Managing the Security of Nursing Data in the Electronic Health Record

BACKGROUND: The Electronic Health Record (EHR) is a patient care information resource for clinicians and nursing documentation is an essential part of comprehensive patient care. Ensuring privacy and the security of health information is a key component to building the trust required to realize the potential benefits of electronic health information exchange. This study was aimed to manage nursing data security in the EHR and also discover the viewpoints of hospital information system vendors (computer companies) and hospital information technology specialists about nursing data security. METHODS: This research is a cross sectional analytic-descriptive study. The study populations were IT experts at the academic hospitals and computer companies of Tehran city in Iran. Data was collected by a self-developed questionnaire whose validity and reliability were confirmed using the experts’ opinions and Cronbach’s alpha coefficient respectively.
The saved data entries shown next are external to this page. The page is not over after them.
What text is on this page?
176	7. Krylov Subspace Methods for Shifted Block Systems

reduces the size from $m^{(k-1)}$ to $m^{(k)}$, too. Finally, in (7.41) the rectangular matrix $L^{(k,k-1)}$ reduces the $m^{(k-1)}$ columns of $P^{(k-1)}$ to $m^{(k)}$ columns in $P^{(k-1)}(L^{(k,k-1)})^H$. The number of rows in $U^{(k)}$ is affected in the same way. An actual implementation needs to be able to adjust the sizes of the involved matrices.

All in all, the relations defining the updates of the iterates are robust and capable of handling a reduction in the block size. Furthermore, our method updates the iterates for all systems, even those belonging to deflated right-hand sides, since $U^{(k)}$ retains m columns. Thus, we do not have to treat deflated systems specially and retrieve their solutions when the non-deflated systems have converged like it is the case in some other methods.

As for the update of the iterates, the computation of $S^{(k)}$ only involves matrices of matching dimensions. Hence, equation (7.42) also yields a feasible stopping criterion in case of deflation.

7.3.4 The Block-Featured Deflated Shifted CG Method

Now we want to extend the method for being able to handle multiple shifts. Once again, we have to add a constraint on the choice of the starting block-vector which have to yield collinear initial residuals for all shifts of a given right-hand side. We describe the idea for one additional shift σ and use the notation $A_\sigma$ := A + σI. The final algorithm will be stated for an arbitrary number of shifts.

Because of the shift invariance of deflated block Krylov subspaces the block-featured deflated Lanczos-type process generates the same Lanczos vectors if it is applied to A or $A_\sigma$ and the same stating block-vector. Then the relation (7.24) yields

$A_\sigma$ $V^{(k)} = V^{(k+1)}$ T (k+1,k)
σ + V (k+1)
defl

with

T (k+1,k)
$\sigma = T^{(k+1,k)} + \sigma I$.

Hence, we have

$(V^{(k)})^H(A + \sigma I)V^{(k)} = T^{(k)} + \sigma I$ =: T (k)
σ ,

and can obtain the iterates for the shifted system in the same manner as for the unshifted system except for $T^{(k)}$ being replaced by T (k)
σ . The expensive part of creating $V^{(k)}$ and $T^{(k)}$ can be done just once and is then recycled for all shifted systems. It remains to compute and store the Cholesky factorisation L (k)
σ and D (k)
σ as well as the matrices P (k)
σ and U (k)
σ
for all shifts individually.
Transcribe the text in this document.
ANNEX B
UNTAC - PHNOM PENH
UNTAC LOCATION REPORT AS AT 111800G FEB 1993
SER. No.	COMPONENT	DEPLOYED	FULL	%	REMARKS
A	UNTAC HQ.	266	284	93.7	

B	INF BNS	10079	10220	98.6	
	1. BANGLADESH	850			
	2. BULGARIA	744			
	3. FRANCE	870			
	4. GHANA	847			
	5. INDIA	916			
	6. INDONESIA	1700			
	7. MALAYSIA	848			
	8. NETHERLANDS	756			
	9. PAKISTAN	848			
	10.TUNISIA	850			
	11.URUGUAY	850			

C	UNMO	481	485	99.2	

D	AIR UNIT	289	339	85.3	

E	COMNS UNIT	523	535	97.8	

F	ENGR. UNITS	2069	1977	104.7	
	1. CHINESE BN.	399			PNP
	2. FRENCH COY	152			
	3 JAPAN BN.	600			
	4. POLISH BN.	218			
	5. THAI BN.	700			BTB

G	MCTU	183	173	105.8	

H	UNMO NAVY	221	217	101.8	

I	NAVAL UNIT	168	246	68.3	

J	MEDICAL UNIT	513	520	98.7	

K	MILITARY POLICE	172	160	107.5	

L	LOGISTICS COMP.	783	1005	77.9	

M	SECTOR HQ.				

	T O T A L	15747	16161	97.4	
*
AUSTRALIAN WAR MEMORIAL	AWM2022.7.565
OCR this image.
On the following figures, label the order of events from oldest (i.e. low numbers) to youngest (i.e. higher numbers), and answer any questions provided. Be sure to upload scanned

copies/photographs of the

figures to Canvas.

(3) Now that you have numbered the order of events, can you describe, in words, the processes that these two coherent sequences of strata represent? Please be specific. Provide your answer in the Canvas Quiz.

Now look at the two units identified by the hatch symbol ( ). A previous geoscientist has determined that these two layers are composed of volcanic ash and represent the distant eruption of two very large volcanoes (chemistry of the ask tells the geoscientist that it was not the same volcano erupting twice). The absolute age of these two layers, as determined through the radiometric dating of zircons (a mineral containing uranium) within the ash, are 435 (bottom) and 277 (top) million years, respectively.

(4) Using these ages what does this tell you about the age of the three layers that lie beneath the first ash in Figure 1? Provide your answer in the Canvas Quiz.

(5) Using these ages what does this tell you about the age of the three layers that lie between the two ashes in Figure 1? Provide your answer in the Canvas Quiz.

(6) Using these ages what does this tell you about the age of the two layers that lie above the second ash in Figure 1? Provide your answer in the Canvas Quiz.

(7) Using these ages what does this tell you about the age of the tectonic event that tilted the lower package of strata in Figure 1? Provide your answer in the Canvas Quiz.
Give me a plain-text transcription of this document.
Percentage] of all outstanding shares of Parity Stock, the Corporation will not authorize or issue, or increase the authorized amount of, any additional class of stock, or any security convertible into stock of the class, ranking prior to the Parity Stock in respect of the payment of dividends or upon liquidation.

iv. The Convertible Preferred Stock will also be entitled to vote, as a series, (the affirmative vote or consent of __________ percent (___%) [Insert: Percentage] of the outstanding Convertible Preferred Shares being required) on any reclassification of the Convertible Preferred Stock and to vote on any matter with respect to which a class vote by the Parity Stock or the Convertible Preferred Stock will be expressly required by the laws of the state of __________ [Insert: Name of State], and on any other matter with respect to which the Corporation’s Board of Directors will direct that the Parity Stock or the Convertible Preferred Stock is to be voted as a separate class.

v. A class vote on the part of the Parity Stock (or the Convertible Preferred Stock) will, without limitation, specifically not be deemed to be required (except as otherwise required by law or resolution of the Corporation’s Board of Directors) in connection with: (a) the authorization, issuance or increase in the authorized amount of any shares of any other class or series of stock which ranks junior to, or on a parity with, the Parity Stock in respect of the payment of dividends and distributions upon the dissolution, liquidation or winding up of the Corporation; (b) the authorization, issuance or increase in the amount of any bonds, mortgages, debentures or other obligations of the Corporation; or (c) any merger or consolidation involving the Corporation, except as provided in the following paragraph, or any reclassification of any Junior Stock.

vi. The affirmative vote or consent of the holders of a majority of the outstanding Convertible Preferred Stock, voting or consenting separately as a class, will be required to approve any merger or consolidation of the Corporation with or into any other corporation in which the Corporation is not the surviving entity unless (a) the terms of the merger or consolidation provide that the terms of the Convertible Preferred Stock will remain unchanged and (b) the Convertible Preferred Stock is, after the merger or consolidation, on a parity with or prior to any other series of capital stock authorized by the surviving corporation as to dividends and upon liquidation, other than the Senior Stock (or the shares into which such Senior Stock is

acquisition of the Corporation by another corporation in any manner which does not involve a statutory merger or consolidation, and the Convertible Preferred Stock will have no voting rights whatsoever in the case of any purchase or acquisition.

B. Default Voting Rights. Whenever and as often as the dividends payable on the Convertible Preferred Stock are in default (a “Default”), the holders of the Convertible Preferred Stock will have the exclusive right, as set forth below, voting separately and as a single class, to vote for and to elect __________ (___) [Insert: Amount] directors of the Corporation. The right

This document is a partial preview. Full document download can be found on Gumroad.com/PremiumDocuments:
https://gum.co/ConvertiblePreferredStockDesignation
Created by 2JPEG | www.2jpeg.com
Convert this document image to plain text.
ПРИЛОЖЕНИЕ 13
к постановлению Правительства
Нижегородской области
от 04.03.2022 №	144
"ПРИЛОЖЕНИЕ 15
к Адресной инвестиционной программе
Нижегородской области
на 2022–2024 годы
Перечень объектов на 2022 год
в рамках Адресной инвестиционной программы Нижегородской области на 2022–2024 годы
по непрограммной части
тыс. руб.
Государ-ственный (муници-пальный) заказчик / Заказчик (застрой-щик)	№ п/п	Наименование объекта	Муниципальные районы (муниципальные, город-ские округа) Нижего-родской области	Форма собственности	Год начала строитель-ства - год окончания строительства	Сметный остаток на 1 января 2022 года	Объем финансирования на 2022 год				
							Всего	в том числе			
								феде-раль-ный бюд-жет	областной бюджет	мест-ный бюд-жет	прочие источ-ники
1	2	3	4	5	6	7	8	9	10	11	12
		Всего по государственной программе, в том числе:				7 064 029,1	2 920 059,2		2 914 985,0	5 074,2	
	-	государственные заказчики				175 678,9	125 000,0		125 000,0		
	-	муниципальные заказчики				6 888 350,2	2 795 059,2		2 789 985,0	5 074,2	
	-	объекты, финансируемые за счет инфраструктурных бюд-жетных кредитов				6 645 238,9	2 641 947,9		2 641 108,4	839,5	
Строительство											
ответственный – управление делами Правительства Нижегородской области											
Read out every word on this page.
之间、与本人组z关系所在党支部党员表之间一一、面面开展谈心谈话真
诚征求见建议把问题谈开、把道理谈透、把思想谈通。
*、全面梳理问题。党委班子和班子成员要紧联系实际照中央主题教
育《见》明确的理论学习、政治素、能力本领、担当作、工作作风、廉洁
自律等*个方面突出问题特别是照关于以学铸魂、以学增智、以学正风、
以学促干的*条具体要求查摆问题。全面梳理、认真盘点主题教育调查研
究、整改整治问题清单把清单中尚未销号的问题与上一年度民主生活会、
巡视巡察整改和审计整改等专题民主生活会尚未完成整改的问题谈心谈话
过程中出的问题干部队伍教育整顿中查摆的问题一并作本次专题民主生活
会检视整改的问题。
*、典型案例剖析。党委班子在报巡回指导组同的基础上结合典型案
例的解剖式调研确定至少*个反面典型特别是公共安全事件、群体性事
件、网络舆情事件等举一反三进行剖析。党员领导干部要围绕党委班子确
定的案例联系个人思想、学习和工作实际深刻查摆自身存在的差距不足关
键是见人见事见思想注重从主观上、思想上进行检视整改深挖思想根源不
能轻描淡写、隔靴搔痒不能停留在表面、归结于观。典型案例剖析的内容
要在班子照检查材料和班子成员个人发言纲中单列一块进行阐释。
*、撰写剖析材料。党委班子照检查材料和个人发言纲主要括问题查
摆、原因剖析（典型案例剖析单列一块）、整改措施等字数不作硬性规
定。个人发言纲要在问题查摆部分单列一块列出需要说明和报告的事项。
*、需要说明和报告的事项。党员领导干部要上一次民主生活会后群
Data was analyzed through Spss Version 18 and by descriptive and analytic statistics. RESULTS: The findings of the study revealed that user name and password were the most important methods to authenticate the nurses, with mean percent of 95% and 80%, respectively, and also the most significant level of information security protection were assigned to administrative and logical controls. There was no significant difference between opinions of both groups studied about the levels of information security protection and security requirements (p>0.05). Moreover the access to servers by authorized people, periodic security update, and the application of authentication and authorization were defined as the most basic security requirements from the viewpoint of more than 88 percent of recently-mentioned participants. CONCLUSIONS: Computer companies as system designers and hospitals information technology specialists as systems users and stakeholders present many important views about security requirements for EHR systems and nursing electronic documentation systems. Prioritizing of these requirements helps policy makers to decide what to do when planning for EHR implementation. Therefore, to make appropriate security decisions and to achieve the expected level of protection of the electronic nursing information, it is suggested to consider the priorities of both groups of experts about security principles and also discuss the issues seem to be different between two groups of participants in the research.